I spend a lot of time making sure that my kids are learning how to become fully functioning adults. Whether it’s helping them open a bank account- and making them fill out the paperwork, and checking it over for errors, to camping, to cooking, my goal is to deliver kids to the world who can manage in a multicultural, multi-ethic world, with grace, and style.
Here are some tips to teach kids life skills:
- Doing is learning. Hands on is always best. It doesn’t matter what the activity is, getting in and doing it is best. Whether it’s cooking, cleaning, laundry, or taking out the trash, they all require practice. I have lots of all of the above, in a house with 4 kids, and three adults.

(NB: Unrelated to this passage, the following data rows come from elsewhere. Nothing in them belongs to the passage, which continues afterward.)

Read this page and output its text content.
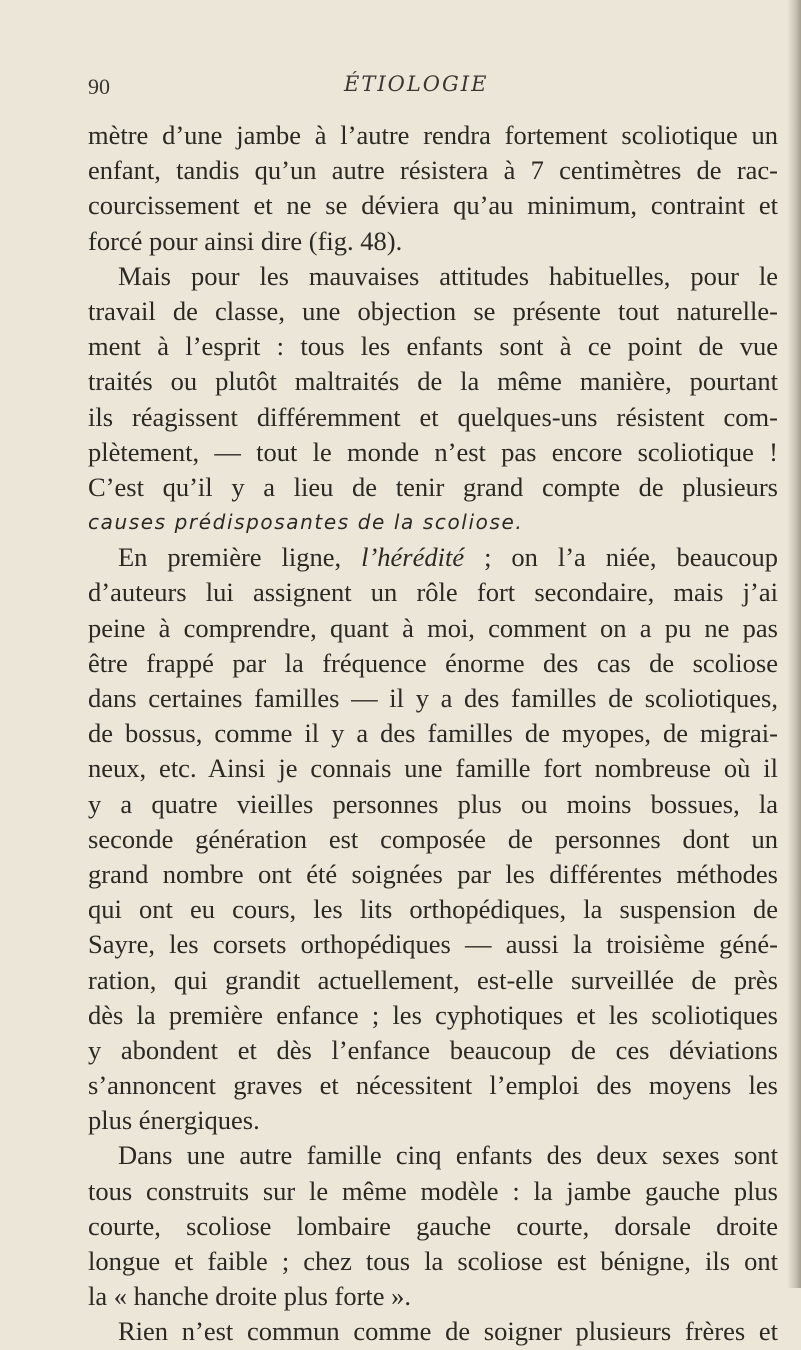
90	ÉTIOLOGIE
mètre d’une jambe à l’autre rendra fortement scoliotique un
enfant, tandis qu’un autre résistera à 7 centimètres de rac-
courcissement et ne se déviera qu’au minimum, contraint et
forcé pour ainsi dire (fig. 48).
Mais pour les mauvaises attitudes habituelles, pour le
travail de classe, une objection se présente tout naturelle-
ment à l’esprit : tous les enfants sont à ce point de vue
traités ou plutôt maltraités de la même manière, pourtant
ils réagissent différemment et quelques-uns résistent com-
plètement, — tout le monde n’est pas encore scoliotique !
C’est qu’il y a lieu de tenir grand compte de plusieurs
causes prédisposantes de la scoliose.
En première ligne, l’hérédité ; on l’a niée, beaucoup
d’auteurs lui assignent un rôle fort secondaire, mais j’ai
peine à comprendre, quant à moi, comment on a pu ne pas
être frappé par la fréquence énorme des cas de scoliose
dans certaines familles — il y a des familles de scoliotiques,
de bossus, comme il y a des familles de myopes, de migrai-
neux, etc. Ainsi je connais une famille fort nombreuse où il
y a quatre vieilles personnes plus ou moins bossues, la
seconde génération est composée de personnes dont un
grand nombre ont été soignées par les différentes méthodes
qui ont eu cours, les lits orthopédiques, la suspension de
Sayre, les corsets orthopédiques — aussi la troisième géné-
ration, qui grandit actuellement, est-elle surveillée de près
dès la première enfance ; les cyphotiques et les scoliotiques
y abondent et dès l’enfance beaucoup de ces déviations
s’annoncent graves et nécessitent l’emploi des moyens les
plus énergiques.
Dans une autre famille cinq enfants des deux sexes sont
tous construits sur le même modèle : la jambe gauche plus
courte, scoliose lombaire gauche courte, dorsale droite
longue et faible ; chez tous la scoliose est bénigne, ils ont
la « hanche droite plus forte ».
Rien n’est commun comme de soigner plusieurs frères et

There are always opportunities.
- I let my kids fill out the info forms for all sorts of activities as they get older, so they have practice with filling out paperwork. Let them do it, even if it’s not quite right, not quite neat enough, or you get 500 questions. I learned with my oldest to start doing this early, as a lot of the paperwork is not as easy as it seems.
- Practice phone skills. Have them practice answering the phone and using proper etiquette. Also have them call people, and deal with businesses as they get a bit older, and have them figure out how to communicate what they want. Recently, Agent Weaselburger decided she wanted to do gymnastics again, so I made her call the new school to find a time she could go. She learns by scheduling her own hair appointments and more. And yes, she is 12.
- Show them their schedules, and let THEM have a hand in figuring out what goes where. I bet that they will see where there is time, and where there is not. I used to get a lot more of “I want to do XYZ” from kids, until I made them active participants in the planning. They learn time management, and how long it takes to do things. They also learn that it takes time to get from one point to another, and that they also have to schedule time to eat.
- Practice letter writing and note writing skills. They specifically need to learn how to address envelopes, and put them in the mail. It seems to be a skill that causes a great deal of consternation in our house, so the kids get extra practice at it.
I try to teach these skills to my own kids, as well as to the kids I work with. Hands on, life skills. Adulthood, here they come! How do you teach kids life skills?